Goldman is selling the new fund on a proven track record and the team's ability to ``leverage the Goldman Sachs brand to source and access investments,'' according to a marketing document obtained by Bloomberg.

The company calculates that if the current fund, which will use borrowed money to double the assets under management, had operated since the beginning of 2004, it would have returned 18 percent a year on average through August 2007. That compares with the gain of about 10 percent for the Standard & Poor's 500 Index and about 12 percent for the CSFB/Tremont index of long- short equity funds.

The fund will start with more than 40 investment professionals from Goldman's proprietary trading group.
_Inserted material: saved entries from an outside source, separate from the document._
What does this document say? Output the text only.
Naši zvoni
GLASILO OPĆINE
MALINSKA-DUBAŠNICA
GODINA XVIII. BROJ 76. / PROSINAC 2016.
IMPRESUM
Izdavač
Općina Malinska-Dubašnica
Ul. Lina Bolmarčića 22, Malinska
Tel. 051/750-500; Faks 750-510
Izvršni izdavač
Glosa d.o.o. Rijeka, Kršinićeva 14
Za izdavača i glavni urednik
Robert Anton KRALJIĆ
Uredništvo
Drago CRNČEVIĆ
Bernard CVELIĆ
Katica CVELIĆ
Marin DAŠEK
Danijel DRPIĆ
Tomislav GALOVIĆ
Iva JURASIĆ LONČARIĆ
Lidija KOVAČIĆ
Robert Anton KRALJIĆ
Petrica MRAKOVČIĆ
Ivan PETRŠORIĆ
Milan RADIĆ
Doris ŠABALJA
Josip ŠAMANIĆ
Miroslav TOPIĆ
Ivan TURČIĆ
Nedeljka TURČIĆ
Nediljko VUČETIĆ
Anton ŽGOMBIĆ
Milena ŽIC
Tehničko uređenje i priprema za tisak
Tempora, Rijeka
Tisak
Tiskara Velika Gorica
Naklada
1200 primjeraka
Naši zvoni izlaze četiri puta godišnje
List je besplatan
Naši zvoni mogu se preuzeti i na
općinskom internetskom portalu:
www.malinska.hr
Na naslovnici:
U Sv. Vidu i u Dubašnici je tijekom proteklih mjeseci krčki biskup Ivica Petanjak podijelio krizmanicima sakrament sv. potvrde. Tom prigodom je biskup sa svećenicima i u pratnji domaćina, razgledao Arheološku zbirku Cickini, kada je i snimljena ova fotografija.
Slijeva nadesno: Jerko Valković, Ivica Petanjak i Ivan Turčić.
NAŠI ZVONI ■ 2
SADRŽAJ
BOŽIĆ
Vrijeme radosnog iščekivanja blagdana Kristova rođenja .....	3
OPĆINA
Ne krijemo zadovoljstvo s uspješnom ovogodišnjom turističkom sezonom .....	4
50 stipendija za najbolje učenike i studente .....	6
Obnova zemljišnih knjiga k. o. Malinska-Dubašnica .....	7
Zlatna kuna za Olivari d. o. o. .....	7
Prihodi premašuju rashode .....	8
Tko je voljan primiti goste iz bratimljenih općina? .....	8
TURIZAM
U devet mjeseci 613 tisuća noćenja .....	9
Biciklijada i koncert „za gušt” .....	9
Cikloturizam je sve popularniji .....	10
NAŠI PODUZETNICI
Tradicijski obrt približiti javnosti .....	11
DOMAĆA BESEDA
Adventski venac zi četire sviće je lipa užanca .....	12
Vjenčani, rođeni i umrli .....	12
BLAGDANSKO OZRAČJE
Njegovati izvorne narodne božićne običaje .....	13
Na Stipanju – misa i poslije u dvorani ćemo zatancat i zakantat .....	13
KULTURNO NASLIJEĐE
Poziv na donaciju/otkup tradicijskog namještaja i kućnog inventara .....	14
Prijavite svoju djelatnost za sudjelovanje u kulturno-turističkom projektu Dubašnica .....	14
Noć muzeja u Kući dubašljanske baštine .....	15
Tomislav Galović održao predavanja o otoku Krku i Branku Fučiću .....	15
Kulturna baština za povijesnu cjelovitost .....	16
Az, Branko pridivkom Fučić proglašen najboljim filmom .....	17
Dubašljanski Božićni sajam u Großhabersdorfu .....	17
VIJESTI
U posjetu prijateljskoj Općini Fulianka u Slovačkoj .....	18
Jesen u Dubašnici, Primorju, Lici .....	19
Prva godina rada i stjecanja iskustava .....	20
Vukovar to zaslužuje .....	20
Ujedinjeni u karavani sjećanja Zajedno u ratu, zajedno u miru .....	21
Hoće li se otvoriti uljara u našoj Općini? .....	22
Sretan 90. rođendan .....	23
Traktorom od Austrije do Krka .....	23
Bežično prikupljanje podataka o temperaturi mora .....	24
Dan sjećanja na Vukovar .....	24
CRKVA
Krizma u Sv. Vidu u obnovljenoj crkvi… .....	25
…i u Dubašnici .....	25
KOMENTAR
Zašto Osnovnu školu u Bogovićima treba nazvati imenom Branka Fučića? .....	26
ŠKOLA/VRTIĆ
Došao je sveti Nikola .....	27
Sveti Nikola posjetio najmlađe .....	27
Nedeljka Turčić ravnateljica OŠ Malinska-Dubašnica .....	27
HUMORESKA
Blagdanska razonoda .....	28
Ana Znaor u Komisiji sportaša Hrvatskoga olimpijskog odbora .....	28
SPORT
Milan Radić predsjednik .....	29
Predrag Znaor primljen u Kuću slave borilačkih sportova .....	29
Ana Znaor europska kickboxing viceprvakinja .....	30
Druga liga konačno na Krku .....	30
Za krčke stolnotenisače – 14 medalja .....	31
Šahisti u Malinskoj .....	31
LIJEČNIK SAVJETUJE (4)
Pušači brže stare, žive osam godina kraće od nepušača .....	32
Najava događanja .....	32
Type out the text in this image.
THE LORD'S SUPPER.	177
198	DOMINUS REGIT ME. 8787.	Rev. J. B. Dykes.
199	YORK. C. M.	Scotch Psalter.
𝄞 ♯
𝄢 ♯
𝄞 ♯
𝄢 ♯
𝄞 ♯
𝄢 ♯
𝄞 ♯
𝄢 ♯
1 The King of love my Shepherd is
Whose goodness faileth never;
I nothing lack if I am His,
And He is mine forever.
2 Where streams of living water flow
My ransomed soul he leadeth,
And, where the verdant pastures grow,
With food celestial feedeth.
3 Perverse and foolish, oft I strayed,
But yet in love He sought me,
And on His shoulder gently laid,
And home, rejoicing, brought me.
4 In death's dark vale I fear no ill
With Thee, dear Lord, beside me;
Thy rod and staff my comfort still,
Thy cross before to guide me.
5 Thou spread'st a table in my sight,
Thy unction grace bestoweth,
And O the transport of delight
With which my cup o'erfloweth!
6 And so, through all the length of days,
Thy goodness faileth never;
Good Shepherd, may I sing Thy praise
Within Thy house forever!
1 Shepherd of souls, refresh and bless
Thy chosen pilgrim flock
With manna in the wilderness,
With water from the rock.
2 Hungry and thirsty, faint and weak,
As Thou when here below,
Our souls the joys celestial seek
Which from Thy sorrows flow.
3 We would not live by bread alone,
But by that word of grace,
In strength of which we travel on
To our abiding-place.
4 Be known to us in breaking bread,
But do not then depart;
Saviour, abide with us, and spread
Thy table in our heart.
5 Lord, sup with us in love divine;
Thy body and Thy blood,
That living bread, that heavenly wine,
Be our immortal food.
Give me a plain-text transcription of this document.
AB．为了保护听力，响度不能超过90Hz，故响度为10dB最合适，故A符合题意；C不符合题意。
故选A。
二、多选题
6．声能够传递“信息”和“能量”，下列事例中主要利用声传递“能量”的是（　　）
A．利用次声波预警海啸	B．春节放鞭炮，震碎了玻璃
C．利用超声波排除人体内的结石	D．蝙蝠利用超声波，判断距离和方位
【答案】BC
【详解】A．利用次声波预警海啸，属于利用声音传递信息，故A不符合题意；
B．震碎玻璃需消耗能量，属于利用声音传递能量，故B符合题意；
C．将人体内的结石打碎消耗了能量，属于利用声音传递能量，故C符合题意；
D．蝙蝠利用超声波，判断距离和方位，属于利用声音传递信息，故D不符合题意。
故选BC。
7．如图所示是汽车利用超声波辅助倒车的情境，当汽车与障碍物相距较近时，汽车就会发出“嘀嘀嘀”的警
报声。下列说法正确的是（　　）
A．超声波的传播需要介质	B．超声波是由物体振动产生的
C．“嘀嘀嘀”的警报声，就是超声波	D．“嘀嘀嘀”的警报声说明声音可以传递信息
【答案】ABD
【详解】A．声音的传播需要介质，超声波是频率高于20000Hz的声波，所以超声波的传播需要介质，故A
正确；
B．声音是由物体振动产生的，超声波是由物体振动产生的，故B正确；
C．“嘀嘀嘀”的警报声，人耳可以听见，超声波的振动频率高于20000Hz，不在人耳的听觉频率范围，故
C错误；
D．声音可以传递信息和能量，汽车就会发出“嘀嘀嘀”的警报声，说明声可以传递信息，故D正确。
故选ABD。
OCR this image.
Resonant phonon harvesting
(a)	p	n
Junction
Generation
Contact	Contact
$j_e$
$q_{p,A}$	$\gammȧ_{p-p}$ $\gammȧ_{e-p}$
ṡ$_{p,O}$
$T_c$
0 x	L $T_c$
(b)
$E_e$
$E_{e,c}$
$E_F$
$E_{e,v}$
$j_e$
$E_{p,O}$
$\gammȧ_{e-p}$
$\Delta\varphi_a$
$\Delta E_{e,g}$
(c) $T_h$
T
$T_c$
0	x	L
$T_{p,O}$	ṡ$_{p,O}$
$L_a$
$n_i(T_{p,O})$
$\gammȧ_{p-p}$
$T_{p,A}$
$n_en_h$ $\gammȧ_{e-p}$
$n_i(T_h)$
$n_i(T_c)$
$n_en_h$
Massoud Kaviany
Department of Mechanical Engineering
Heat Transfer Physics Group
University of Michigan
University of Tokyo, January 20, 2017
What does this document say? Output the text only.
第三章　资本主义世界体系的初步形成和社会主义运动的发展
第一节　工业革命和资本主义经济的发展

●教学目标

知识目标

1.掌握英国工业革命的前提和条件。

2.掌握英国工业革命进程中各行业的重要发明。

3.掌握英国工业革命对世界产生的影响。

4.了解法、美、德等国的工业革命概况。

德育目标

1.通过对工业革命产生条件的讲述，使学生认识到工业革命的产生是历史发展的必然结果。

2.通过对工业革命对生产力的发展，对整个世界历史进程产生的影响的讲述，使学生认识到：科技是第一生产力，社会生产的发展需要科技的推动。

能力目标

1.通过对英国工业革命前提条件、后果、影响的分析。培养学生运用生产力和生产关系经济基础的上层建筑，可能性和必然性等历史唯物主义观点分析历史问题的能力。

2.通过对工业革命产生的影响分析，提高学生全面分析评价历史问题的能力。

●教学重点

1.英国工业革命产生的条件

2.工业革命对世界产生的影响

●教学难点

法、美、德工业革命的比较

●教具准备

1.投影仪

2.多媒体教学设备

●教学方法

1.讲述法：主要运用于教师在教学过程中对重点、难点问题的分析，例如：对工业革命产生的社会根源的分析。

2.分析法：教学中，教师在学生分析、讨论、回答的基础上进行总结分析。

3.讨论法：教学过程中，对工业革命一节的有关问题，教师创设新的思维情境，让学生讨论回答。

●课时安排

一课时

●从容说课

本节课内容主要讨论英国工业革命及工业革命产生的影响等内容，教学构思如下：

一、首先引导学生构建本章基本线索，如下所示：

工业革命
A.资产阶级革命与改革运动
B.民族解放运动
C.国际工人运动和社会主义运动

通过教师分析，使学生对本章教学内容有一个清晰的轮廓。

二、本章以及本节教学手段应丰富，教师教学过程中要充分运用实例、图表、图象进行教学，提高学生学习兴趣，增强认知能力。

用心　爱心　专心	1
About 75 percent of the fund will concentrate on shares they expect to rise and those they expect to fall, with another 5 percent dedicated to companies going through mergers or other corporate events, the marketing documents said.

Side-Pocket Included

An additional 10 percent will be slated for investment in corporate credit and 10 percent in private equity or other assets that aren't easily traded.

Between a half and three-quarters of the assets will be in the U.S. Another 10 percent to 30 percent will be focused on Asia. Illiquid investments will be placed in a side-pocket, meaning investors won't be able to get their money out until the positions are sold.

Goldman will put an undisclosed amount of its own money into the fund and pay the same fees as outside investors, which are 2 percent of assets under management and 20 percent of returns. Hedge funds are private, largely unregulated pools of capital whose managers can buy or sell any assets and participate substantially in profits from money invested.

The new fund is part of Goldman Chief Executive Officer Lloyd Blankfein's plan to expand the firm's wealth-management business in order to win more customers.

``Given our brand, our footprint, our reputation for success in investing overall, I think our private wealth- management footprint is smaller than it should be,'' he told investors at a Merrill Lynch & Co. investor conference in November.

Goldman opened Liberty Harbor, a $2.7 billion credit hedge fund, and GS Liquidity Partners, a $1.8 billion distressed fund, earlier this year.

Goldman Sachs Asset Management now has $800 billion in client assets, including about $33 billion in hedge funds as of Sept. 30, according to data compiled by Bloomberg News.